Los antiguos dioses solían bajar a la tierra. De tarde en tarde. Yacían con las mortales hembras y regresaban al monte Olimpo.

Los de hoy viven en Bruselas, Washington y Fráncfort, visten trajes oscuros, se desplazan en vuelos privados y no beben ambrosía. Más bien bebidas isotónicas o, si acaso, agua mineral sin gas. Son la UE, el FMI y el BCE que también joden al ciudadano sembrando dudas sobre las deudas soberanas.

¡Parece que fueran escritas ayer las grandes tragedias griegas! La crisis de las ideologías, la falta de referencias, el fin de las utopías o la desconfianza respecto a los rectores públicos son temas de actualidad que ya se representaban en el ágora de Atenas hace 2.500 años. Y es que el conflicto entre hombre y poder continúa.

El drama que se representa en la Grecia de hoy es una nueva tragedia digna de Eurípides, aquel visionario que reflejaba en sus obras el cambio moral que se producía en la convulsa Grecia del siglo V a.C. haciendo peligrar valores, hasta entonces inmutables, como el estado, la cultura o la religión.

Pero su obra no se limitaba a expresar la degradación del país metido de lleno en la guerra del Peloponeso. Iba más allá. Su indignación anticipaba la decadencia de todo un imperio.

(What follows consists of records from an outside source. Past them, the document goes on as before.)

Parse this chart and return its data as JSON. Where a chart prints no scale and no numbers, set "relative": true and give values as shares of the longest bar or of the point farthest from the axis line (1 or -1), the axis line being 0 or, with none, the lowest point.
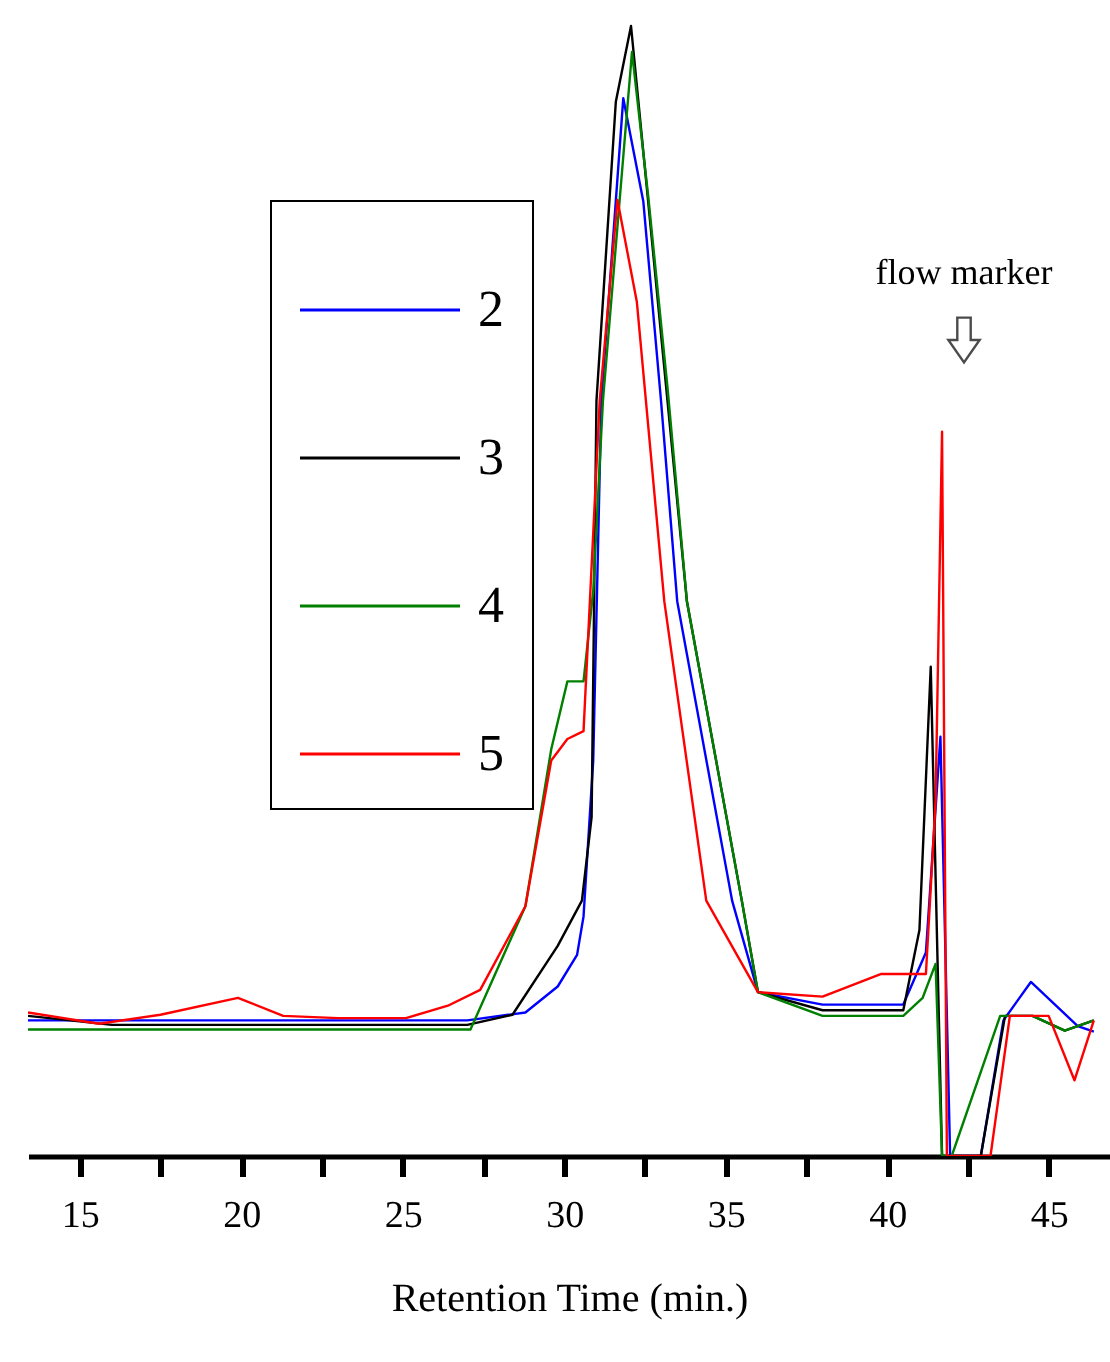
{
  "chart_data": {
    "type": "line",
    "xlabel": "Retention Time (min.)",
    "relative": true,
    "xlim": [
      13.4,
      46.9
    ],
    "xticks": [
      15,
      {
        "value": 17.5,
        "label": null
      },
      20,
      {
        "value": 22.5,
        "label": null
      },
      25,
      {
        "value": 27.5,
        "label": null
      },
      30,
      {
        "value": 32.5,
        "label": null
      },
      35,
      {
        "value": 37.5,
        "label": null
      },
      40,
      {
        "value": 42.5,
        "label": null
      },
      45
    ],
    "legend": "top left",
    "grid": false,
    "marker": "none",
    "line_style": "solid",
    "annotations": [
      "flow marker"
    ],
    "series": [
      {
        "name": "2",
        "color": "#0000ff",
        "x": [
          13.4,
          16,
          20,
          24,
          27,
          28.8,
          29.8,
          30.4,
          30.6,
          30.9,
          31.15,
          31.83,
          32.45,
          33.0,
          33.5,
          35.2,
          36.0,
          38.0,
          40.5,
          41.2,
          41.65,
          41.95,
          42.9,
          43.6,
          44.45,
          45.9,
          46.4
        ],
        "values": [
          0.12,
          0.12,
          0.12,
          0.12,
          0.12,
          0.127,
          0.15,
          0.178,
          0.212,
          0.35,
          0.668,
          0.936,
          0.845,
          0.668,
          0.491,
          0.226,
          0.145,
          0.134,
          0.134,
          0.18,
          0.371,
          0,
          0,
          0.12,
          0.154,
          0.115,
          0.11
        ]
      },
      {
        "name": "3",
        "color": "#000000",
        "x": [
          13.4,
          16,
          20,
          24,
          27,
          28.4,
          29.8,
          30.55,
          30.85,
          31.0,
          31.6,
          32.07,
          32.6,
          33.2,
          33.8,
          35.5,
          36.0,
          38.0,
          40.5,
          41.0,
          41.35,
          41.7,
          42.9,
          43.65,
          44.5,
          45.5,
          46.4
        ],
        "values": [
          0.124,
          0.116,
          0.116,
          0.116,
          0.116,
          0.125,
          0.186,
          0.226,
          0.3,
          0.668,
          0.933,
          1.0,
          0.845,
          0.668,
          0.491,
          0.226,
          0.145,
          0.129,
          0.129,
          0.2,
          0.433,
          0,
          0,
          0.124,
          0.124,
          0.111,
          0.12
        ]
      },
      {
        "name": "4",
        "color": "#008000",
        "x": [
          13.4,
          16,
          20,
          24,
          27.1,
          28.8,
          29.6,
          30.1,
          30.6,
          30.9,
          31.2,
          32.1,
          32.6,
          33.2,
          33.8,
          35.5,
          36.0,
          38.0,
          40.5,
          41.1,
          41.5,
          41.7,
          42.0,
          43.5,
          44.5,
          45.5,
          46.4
        ],
        "values": [
          0.112,
          0.112,
          0.112,
          0.112,
          0.112,
          0.221,
          0.36,
          0.42,
          0.42,
          0.5,
          0.668,
          0.977,
          0.85,
          0.68,
          0.491,
          0.226,
          0.145,
          0.124,
          0.124,
          0.14,
          0.17,
          0,
          0,
          0.124,
          0.124,
          0.111,
          0.12
        ]
      },
      {
        "name": "5",
        "color": "#ff0000",
        "x": [
          13.4,
          15.6,
          17.5,
          19.9,
          21.3,
          23,
          25.1,
          26.4,
          27.4,
          28.8,
          29.6,
          30.1,
          30.6,
          31.1,
          31.65,
          32.25,
          33.1,
          34.4,
          36.0,
          38.0,
          39.8,
          41.2,
          41.5,
          41.7,
          41.85,
          43.2,
          43.8,
          45.0,
          45.8,
          46.4
        ],
        "values": [
          0.127,
          0.117,
          0.125,
          0.14,
          0.124,
          0.122,
          0.122,
          0.133,
          0.147,
          0.221,
          0.35,
          0.369,
          0.376,
          0.668,
          0.846,
          0.756,
          0.491,
          0.226,
          0.145,
          0.141,
          0.161,
          0.161,
          0.314,
          0.641,
          0,
          0,
          0.124,
          0.124,
          0.067,
          0.12
        ]
      }
    ]
  }
}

Nada ha cambiado. Desde su particular Olimpo, esta vez entre una nube de cámaras y flashes, los nuevos dioses sitúan a los griegos en una nueva encrucijada: o aceptan o no aceptan las condiciones de los acreedores.

Las consecuencias de su decisión serán, en cualquier caso, extremadamente duras. De aceptarlas tendrán que soportar una austeridad espartana durante quién sabe cuánto tiempo. El no aceptarlas supondrá, según dicen, la quiebra helena.

Todo igual que ayer. La misma tragedia. Dioses corrompidos por las pasiones y hombres enfrentados a su destino. Tan solo faltaba el coro que recitase al protagonista las desgracias que le amenazan. Que advirtiese al héroe, en este caso a todo un pueblo, de que si el país no controla la deuda, la deuda acabará controlando a Grecia.

Hace meses lo tenemos. Se llama Syriza, y Alexis Tsipras es su corifeo.

El pasado domingo los sufridos ciudadanos griegos entraron en acción con toda la fuerza de los votos. Aceptaron su destino y las urnas dijeron lo que tenían que decir.

Se acerca el final de la obra.

En tanto llega el momento de los inevitables acuerdos entre Gobierno heleno y acreedores, esperemos la obligada catarsis. Esto significará que, sea cual sea el resultado, todos habremos salido fortalecidos.

Confiemos que así sea y, lo que es más importante, que la representación termine satisfaciendo a la señora Merkel.

Esperémoslo, por la cuenta que nos tiene.